Pakistan is developing its maritime doctrine in response to ‘disturbing developments’ in the Indian Ocean Region (IOR) to protect its maritime interests and respond to conventional and sub-conventional threats emerging there.
The draft doctrine is being reviewed at different levels in the navy and government ahead of adoption.
Senior Research Fellow of Pakistan Navy War College and author of the doctrine retired Commander Muhammad Azam Khan, speaking at the Centre for International Strategic Studies (CISS), said the doctrine aimed at developing coherence and uniformity of thought and action within Pakistan Navy and promoting cooperation with Army, Air Force, allied navies and coalition partners.
He said the doctrine would further give contextual clarity to all stakeholders and observers of maritime developments in Pakistan.
Cdr Khan gave an overview of the doctrine and said its formulation had been necessitated by the evolving threat matrix and maritime environment in the IOR.
“With the regional environment of IOR being marred by uncertainty and political instability, Pakistan has to maintain its maritime security, be cognisant of its security interests and put forth its doctrinal assumptions based on concepts governing application of maritime forces, the command and control structures and a carefully crafted role for its naval forces,” he said.
Besides the security element and development of better ties with allied navies, the doctrine also envisages protection of shipping and commercial interests and addressing issues like climate change and rise of sea level.
Retired Naval Chief Admiral Asif Sandila spoke about sea-blindness in Pakistan’s doctrinal thinking – an inability to appreciate the central role the oceans and naval power play in securing strategic security and economic prosperity.

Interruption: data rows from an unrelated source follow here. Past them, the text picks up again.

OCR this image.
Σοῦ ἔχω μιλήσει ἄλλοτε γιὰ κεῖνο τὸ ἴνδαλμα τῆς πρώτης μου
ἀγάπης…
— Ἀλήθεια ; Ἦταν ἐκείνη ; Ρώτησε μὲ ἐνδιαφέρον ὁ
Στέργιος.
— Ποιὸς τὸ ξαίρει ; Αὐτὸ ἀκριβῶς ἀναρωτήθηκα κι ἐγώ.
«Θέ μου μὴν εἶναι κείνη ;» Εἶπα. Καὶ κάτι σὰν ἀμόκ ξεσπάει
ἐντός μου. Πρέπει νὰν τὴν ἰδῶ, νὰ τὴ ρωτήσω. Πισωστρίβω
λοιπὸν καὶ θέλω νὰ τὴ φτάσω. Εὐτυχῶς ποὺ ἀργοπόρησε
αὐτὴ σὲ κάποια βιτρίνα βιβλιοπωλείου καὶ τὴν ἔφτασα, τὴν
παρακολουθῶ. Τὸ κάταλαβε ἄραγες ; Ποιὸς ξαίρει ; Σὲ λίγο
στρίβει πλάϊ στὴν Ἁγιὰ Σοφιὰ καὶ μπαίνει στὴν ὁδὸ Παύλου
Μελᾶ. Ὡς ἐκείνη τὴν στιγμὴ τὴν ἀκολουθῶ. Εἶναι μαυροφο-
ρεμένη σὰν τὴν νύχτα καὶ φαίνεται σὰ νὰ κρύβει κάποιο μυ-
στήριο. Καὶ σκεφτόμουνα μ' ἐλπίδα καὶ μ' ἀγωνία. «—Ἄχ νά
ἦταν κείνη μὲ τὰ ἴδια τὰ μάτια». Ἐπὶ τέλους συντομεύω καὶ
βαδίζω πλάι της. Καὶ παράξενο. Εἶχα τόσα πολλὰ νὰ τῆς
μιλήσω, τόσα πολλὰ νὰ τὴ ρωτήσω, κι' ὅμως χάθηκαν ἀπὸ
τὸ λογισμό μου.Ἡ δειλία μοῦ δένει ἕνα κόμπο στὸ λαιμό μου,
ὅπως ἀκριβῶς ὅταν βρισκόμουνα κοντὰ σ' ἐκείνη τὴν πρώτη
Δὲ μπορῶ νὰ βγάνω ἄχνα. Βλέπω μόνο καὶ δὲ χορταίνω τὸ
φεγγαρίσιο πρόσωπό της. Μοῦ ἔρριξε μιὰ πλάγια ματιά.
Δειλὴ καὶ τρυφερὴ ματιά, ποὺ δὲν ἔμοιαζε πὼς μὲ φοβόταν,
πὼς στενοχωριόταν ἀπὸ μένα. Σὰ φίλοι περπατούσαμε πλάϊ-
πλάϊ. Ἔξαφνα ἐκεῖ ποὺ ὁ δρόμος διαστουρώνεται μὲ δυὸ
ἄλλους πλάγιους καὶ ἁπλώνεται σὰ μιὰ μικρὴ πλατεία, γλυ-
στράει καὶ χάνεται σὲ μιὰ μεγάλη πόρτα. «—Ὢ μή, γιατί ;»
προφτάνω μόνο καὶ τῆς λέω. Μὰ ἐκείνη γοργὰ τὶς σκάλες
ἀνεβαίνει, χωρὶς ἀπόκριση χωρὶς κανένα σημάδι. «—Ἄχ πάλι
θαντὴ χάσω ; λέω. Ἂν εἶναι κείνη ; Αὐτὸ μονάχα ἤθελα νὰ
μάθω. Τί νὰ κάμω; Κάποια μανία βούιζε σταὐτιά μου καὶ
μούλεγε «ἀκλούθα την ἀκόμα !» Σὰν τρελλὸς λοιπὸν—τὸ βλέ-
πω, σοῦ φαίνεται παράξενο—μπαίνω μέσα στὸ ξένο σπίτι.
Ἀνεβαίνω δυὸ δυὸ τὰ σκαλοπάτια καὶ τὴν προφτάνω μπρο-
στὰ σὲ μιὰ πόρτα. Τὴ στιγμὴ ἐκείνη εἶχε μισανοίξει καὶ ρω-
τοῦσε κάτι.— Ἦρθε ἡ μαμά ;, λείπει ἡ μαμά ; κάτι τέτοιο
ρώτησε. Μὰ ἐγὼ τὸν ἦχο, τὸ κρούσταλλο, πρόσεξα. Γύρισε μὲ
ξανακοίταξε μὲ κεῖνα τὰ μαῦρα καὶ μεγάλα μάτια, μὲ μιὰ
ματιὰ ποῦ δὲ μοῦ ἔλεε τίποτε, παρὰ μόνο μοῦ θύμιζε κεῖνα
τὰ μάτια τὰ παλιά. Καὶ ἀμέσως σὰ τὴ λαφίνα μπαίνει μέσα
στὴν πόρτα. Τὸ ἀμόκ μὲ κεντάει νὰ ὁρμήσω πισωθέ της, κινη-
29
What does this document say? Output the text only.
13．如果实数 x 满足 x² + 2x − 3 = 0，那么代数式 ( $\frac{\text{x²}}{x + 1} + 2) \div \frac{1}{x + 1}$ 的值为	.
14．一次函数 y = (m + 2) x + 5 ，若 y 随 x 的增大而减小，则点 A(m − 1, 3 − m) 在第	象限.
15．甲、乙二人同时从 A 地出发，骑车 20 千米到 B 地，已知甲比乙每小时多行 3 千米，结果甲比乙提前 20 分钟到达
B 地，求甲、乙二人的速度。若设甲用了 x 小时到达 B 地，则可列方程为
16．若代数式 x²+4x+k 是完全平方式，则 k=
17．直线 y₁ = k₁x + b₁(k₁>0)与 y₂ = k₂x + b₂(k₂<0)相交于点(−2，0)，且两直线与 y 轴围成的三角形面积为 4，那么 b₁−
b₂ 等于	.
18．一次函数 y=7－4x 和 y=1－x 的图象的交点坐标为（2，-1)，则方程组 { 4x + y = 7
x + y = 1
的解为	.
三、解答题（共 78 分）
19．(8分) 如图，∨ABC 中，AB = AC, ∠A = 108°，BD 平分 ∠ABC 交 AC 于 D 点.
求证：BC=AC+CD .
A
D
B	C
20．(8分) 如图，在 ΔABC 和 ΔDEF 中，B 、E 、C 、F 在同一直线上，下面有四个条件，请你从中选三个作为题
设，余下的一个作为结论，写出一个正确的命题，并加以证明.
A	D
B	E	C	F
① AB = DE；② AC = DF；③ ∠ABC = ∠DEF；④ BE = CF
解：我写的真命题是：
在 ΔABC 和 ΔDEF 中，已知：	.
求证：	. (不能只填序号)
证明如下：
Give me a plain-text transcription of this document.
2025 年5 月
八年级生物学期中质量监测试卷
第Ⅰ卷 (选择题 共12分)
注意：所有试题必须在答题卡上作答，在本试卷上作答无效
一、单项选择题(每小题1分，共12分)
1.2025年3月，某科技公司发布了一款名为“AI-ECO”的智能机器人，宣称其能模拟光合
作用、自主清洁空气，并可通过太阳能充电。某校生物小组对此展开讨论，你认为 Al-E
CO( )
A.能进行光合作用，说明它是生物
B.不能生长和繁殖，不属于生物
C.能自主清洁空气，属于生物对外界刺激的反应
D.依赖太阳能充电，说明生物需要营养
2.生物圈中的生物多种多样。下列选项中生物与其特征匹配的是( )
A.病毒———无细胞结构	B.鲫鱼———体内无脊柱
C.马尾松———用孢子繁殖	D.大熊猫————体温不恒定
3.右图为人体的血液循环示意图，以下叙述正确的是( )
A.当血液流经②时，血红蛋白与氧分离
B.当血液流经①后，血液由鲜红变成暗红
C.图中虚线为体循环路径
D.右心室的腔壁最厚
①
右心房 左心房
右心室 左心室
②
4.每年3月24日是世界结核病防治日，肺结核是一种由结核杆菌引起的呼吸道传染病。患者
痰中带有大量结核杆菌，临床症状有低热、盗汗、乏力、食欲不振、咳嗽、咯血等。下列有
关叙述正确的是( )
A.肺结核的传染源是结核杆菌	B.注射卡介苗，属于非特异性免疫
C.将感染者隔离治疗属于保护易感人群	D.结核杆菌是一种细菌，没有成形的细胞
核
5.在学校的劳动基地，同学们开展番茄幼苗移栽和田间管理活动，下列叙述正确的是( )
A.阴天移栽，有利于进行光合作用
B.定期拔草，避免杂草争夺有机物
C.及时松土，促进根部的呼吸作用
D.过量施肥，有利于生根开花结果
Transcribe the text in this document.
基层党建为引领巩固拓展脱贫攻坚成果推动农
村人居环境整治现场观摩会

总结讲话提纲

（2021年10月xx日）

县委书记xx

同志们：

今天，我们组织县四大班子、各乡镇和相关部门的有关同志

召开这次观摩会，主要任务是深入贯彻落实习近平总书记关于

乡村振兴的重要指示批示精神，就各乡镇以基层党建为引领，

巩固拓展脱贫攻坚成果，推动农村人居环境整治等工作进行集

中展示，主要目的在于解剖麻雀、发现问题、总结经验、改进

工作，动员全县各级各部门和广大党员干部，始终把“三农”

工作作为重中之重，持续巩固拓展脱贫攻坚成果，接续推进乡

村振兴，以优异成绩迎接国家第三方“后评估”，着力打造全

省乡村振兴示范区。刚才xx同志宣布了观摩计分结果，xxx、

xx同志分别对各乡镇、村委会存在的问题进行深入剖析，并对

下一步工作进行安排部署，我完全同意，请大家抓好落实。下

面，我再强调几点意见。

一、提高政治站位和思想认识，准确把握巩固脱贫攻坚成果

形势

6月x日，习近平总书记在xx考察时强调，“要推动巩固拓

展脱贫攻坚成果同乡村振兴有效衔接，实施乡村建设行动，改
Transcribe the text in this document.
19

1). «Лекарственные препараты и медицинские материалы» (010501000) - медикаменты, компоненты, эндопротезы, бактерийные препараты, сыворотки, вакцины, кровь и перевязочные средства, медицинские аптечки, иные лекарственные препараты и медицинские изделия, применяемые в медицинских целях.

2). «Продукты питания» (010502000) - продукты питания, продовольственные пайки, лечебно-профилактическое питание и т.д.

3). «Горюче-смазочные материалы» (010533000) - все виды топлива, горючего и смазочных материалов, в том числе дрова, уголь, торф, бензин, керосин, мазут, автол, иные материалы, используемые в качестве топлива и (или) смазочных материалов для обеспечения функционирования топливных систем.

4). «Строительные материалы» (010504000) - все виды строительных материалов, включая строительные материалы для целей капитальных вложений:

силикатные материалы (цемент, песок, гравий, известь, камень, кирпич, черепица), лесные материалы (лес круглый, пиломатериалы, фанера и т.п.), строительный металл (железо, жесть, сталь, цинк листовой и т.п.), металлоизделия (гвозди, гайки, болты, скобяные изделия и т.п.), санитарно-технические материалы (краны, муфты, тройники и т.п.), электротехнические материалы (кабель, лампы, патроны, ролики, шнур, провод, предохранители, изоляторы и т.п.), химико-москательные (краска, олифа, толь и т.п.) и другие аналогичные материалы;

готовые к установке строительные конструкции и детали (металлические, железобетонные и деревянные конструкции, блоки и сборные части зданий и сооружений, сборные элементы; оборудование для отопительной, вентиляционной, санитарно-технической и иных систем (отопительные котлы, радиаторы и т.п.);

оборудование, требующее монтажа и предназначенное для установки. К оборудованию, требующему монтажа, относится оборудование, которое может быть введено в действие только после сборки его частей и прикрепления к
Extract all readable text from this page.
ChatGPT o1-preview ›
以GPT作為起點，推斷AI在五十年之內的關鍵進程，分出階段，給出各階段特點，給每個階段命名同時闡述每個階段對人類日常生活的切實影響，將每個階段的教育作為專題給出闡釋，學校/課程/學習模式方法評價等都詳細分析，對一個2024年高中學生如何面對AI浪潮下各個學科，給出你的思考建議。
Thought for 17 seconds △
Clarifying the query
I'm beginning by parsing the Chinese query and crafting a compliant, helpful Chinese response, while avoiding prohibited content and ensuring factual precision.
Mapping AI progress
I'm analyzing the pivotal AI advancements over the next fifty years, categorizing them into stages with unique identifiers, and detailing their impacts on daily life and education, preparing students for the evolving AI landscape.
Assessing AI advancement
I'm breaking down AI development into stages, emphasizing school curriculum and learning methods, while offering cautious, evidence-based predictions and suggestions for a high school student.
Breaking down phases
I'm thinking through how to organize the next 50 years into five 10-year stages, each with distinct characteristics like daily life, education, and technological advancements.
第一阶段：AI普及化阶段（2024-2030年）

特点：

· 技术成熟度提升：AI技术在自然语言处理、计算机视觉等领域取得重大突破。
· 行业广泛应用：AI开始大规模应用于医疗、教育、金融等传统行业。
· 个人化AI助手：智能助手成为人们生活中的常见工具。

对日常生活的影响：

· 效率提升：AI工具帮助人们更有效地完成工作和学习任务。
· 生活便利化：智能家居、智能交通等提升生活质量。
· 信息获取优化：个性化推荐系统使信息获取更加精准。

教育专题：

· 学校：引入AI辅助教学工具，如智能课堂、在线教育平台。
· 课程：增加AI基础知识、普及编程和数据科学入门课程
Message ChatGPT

Adm Sandila said the two areas that required special attention in the debate on maritime doctrine were development of an assured second-strike capability and the increasing need for delving into cooperative mechanisms as a tool for crisis management.
CISS Executive Director Amb Ali Sarwar Naqvi stated that Pakistan was located strategically with a multidimensional naval force whose force structure made it a reckonable power in the Indian Ocean Region.
“The evolving strategic environment in the region requires Pakistan Navy to develop a balanced mix of capabilities to rise up to the challenge,” he said.